OLDWICK, N.J.--(BUSINESS WIRE)--A.M. Best has affirmed the Financial Strength Rating of A (Excellent) and the Long-Term Issuer Credit Rating of “a” of The Empire Life Insurance Company (Empire Life) (Kingston, Ontario, Canada). Concurrently, A.M. Best has affirmed the Long-Term Issue Credit Rating (Long-Term IR) of “bbb+” on Empire Life’s CAD 300 million 2.87% subordinated unsecured fixed/floating debentures due May 31, 2023 and CAD 200 million subordinated debentures with an initial rate of 3.383% due Dec. 16, 2026. Additionally, A.M. Best has affirmed the Long-Term IR of “bbb” on Empire Life’s CAD 149.5 million non-cumulative rate reset Series 1 preferred shares. The outlook for each of these Credit Ratings (rating) is stable. Empire Life is a subsidiary of E-L Financial Corporation Limited (E-L Financial), which operates as a publicly traded Canadian investment and insurance holding company.
Empire Life maintains a favorable risk-adjusted capital position, which supports its business and investment risks. Risk-adjusted capitalization is enhanced by the high credit quality of its investment portfolio and generally continual increases in aggregate capital and surplus levels. The strong level of capitalization has allowed Empire Life to retain more new business that is written with relatively low use of reinsurance to support growth. Empire Life has recorded consistently positive operating results over the last five years, including favorable results in 2016 due in part to its diversified revenue stream from the wealth management, insurance and group benefits segments. In recent years, the company expanded its distribution channels and marketing, which resulted in more diversified revenue streams. The company has modified its product suite and pricing in response to the current economic, regulatory and competitive landscape.
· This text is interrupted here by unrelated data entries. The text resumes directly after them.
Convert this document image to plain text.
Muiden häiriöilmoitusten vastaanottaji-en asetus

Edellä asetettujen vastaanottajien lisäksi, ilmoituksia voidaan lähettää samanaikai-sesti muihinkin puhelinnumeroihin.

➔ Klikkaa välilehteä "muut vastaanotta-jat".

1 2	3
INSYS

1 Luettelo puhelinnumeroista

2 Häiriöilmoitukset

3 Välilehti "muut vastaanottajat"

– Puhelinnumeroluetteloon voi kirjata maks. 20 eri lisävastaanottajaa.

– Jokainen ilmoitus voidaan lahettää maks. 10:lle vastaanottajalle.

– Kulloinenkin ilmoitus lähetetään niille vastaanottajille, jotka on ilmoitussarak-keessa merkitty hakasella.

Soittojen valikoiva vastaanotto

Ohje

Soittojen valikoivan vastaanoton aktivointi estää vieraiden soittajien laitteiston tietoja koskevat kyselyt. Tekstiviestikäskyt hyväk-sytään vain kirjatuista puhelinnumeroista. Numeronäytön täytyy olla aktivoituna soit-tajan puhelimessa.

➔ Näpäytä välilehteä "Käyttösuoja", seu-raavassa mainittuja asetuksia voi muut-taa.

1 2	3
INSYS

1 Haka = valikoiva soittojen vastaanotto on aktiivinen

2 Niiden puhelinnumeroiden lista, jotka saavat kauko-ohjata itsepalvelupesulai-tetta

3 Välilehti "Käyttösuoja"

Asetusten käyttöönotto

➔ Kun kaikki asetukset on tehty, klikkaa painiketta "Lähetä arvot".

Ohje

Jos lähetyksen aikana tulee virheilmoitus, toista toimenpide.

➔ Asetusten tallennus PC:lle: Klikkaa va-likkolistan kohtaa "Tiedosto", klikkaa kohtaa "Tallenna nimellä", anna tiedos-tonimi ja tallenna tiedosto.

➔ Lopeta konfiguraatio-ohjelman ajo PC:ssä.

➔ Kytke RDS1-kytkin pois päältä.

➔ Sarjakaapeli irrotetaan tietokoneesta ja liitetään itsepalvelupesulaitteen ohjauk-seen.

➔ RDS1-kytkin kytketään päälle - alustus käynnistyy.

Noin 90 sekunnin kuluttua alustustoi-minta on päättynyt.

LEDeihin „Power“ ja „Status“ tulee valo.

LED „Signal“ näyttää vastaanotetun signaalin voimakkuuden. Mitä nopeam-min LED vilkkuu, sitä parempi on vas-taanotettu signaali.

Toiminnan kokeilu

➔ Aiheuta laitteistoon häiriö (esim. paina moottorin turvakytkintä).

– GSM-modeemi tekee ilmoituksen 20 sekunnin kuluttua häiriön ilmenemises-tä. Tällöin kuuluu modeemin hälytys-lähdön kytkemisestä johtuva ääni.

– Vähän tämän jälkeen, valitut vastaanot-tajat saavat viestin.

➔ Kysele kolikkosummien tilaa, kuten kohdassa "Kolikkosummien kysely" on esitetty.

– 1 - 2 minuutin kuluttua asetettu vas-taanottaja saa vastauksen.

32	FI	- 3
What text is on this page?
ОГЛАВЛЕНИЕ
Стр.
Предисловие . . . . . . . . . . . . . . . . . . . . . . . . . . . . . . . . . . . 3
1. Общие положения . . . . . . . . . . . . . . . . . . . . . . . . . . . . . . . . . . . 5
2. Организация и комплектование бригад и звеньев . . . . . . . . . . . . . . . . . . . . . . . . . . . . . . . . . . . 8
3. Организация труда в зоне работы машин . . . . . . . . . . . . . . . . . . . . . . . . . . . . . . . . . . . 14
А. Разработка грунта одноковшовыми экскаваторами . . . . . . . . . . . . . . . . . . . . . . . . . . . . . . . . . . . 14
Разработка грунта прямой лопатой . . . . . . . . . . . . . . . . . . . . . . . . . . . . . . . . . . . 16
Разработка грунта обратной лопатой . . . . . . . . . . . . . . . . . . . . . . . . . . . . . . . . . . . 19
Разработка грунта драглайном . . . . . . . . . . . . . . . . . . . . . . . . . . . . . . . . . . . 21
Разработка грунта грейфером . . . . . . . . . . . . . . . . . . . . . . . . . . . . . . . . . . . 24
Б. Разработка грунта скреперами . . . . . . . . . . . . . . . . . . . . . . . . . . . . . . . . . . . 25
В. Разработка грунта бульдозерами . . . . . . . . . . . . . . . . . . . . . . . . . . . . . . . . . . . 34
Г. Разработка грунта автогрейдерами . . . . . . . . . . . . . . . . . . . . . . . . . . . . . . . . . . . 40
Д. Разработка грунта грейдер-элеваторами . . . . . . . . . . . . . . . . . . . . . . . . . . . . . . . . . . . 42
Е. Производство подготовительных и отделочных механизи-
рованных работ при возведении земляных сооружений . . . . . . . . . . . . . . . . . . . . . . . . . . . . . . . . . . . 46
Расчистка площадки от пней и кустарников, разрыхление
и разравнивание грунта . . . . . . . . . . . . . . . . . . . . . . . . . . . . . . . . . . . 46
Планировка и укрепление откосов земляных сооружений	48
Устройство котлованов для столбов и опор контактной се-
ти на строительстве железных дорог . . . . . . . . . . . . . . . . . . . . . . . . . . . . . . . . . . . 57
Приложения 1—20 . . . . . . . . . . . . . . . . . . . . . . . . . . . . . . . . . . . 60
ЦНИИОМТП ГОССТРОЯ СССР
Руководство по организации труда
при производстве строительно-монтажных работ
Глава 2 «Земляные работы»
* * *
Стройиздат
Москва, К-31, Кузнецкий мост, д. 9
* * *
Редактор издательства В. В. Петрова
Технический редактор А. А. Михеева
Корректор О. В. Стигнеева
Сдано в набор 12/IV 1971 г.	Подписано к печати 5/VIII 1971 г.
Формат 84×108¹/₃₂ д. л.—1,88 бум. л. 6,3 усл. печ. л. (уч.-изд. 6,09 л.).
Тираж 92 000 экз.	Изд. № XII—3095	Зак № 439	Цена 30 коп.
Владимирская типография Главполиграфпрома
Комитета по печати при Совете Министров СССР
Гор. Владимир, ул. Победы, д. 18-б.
Conversely, Empire Life retains a fair amount of segregated fund assets, which exposes the company to equity market volatility. However, A.M. Best notes that the policies offered by the company are more conservative than some of its peers in the Canadian life industry and have been modified over the last several years to reduce the tail-end risk. In addition to having equity market risks within its product portfolio, Empire Life maintains a higher allocation of equity investments than its peers within the company’s general account investment portfolio. Empire Life continues to face challenges in expanding its operations in its core business lines as a result of continued competition. This is especially the case within the group insurance segment, where A.M. Best believes the company could be challenged to improve earnings and market share against competitors that have larger scale. Despite these challenges, Empire Life’s focus on the smaller employee market niche has been successful and helps mitigate this risk. In addition, the company continues to improve branding and its digital experience for agents and clients, which should assist in improving Empire Life’s visibility and help differentiate it from its competitors.